December 5, 2017 2:15 PM, EST
New Jersey Congressman Endorses Federal Fuel Tax Increase
Vehicles travel up to an express toll on the New Jersey Turnpike Vehicles travel up to an express toll on the New Jersey Turnpike near Newark. (Doug Kerr/Flickr)

An increase in federal taxes on fuel would significantly help fund repairs for highway infrastructure along Interstate 95 in Newark, N.J., Rep. Donald Payne Jr. (D) said amid Congress’ consideration of tax reform legislation.

“Improving I-95 will boost the economy by shortening commutes, making cargo transport more efficient and improving highway safety,” Payne said Nov. 30, adding the I-95 stretch, or the Turnpike as it is known in the state, has been underfunded due to deficits in the Highway Trust Fund over the years.

The intricate network of ports, railways, highways and an international airport in the state’s largest city has not experienced significant upgrades in recent years, he said.


A report by the American Society of Civil Engineers found that one in 11 bridges in the Garden State are classified as structurally deficient, meaning they are deteriorating or severely damaged. The state is home to 6,657 bridges. Road congestion in cities such as Newark hinder freight mobility along key ports. The prominent Port Newark Container Terminal, located in that city, handles about 700,000 containers per year. The region also is home to the Port Elizabeth Terminal Corp.

In 2016, New Jersey residents acknowledged a need for repairing their infrastructure when they approved raising the state’s fuel taxes. The Garden State is among the two dozen states to recently raise fuel taxes in the absence of an increase at the federal level.

“Republicans ran on a promise to rebuild America’s infrastructure, but the GOP tax scam working its way through Congress does nothing to fix the gas tax and rebuild transportation infrastructure. Raising the federal gas tax to reflect today’s economy is necessary to keep Americans safe and our economy competitive,” the congressman said.

Speaking to Transport Topics, Payne added, “America’s economy depends on reliable and safe transportation. Rather than attempting to dismantle American health care, Republicans in Congress should focus their efforts on rebuilding our nation’s roads and bridges.”
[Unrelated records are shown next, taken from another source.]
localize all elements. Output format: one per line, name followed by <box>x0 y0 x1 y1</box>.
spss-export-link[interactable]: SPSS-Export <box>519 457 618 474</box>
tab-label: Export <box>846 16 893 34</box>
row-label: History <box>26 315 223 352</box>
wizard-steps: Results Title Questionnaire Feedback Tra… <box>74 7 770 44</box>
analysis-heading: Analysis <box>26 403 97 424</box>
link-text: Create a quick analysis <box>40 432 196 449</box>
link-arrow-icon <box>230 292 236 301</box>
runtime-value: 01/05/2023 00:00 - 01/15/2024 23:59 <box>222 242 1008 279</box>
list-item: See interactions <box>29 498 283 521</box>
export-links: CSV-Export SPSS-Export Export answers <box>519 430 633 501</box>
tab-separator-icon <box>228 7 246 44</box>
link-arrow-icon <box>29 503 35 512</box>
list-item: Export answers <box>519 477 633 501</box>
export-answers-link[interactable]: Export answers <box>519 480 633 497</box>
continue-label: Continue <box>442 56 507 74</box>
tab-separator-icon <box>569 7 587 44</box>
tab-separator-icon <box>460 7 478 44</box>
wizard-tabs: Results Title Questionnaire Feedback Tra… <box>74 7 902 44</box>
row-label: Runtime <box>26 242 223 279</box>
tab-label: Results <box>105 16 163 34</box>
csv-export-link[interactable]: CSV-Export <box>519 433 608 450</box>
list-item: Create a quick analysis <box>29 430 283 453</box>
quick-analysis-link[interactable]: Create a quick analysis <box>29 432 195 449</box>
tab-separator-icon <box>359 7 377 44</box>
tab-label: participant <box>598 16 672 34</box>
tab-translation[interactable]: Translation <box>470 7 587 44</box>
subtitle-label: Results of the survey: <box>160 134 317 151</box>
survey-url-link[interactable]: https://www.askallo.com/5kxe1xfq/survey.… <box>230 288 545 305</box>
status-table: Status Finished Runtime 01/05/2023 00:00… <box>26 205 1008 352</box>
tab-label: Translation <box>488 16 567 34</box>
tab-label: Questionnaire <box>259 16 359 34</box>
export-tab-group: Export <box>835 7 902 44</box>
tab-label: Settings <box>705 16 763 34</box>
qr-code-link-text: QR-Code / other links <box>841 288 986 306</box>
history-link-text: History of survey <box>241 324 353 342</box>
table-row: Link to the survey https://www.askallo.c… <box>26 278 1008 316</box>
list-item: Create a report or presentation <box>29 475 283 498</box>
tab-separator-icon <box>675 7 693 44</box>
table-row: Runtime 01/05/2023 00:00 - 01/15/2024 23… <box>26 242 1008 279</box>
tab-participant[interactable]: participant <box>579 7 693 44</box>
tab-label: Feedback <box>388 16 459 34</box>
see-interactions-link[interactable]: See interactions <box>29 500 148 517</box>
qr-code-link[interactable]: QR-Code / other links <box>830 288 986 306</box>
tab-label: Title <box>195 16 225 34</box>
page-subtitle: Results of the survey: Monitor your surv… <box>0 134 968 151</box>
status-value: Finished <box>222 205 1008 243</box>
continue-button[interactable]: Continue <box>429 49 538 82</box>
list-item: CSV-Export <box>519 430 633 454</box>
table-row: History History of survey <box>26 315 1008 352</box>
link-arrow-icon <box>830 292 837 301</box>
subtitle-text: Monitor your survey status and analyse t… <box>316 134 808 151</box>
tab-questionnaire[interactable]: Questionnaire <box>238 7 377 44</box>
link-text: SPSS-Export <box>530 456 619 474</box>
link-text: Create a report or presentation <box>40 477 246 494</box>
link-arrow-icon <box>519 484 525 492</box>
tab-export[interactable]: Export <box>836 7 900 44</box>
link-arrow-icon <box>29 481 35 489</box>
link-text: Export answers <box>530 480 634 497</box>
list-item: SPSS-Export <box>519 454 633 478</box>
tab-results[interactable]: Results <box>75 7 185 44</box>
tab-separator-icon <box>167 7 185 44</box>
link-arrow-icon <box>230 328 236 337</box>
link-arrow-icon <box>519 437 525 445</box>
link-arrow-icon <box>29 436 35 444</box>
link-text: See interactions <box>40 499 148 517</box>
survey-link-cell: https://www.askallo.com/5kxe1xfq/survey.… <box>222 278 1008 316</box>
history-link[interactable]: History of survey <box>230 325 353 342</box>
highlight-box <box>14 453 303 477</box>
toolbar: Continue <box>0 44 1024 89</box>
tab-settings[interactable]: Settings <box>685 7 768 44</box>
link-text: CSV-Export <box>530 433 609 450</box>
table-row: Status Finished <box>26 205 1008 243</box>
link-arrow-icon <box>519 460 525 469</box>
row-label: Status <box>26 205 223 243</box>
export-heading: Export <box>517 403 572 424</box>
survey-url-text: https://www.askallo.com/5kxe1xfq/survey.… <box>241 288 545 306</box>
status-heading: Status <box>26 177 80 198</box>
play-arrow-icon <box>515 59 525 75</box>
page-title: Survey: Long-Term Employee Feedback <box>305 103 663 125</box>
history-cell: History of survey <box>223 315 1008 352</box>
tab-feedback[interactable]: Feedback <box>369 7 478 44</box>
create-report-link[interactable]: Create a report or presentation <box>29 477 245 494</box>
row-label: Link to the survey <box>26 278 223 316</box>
Prior to advancing their tax bill, senators rejected a motion that would have utilized repatriated revenue for infrastructure. Funding advocates called the rejection a missed opportunity to boost the Highway Trust Fund during the tax bill’s consideration. The Transportation Construction Coalition, which includes the American Road and Transportation Builders Association, encouraged industry players as well as infrastructure investment advocates to urge that lawmakers approve a long-term fix to the trust fund.

Payne’s support of this traditional source of funding for transportation projects put him in the company of a very small group of congressional lawmakers. Democratic Sen. Tom Carper of Delaware and Oregon’s Peter DeFazio and Earl Blumenauer, also Democrats, advocate for raising federal fuel taxes.


Blumenauer said it was a “tragic mistake” for the Trump administration to hold off proceeding with an infrastructure funding measure until tax reform is finalized. “We have an opportunity to come together to raise the fuel tax, index the fuel tax, and I hope replace it with a long-term solution that is sustainable,” Blumenauer told trucking executives in Florida on Oct. 23.

Earlier indications by the White House and Transportation Secretary Elaine Chao was that they would unveil an infrastructure funding proposal after tax policy is overhauled. Recent reports, however, have signaled President Donald Trump might turn his focus to health care after tax reform.

For more than two decades, the federal highway account has relied on a 24.4-cents-per-gallon diesel tax and a 18.4-cents-per-gallon gas tax. Advances in vehicle fuel efficiency and a rejection by millennials of traditional driving habits are contributing to the decline in fuel revenue for the trust fund.

When Trump campaigned for president, he pledged to deliver to Congress during his first 100 days in office a $1 trillion, 10-year infrastructure funding proposal. Brief details of the plan that were unveiled in the president’s fiscal 2018 budget request would ask for $200 billion in federal spending to drum up private sector investments of $800 billion.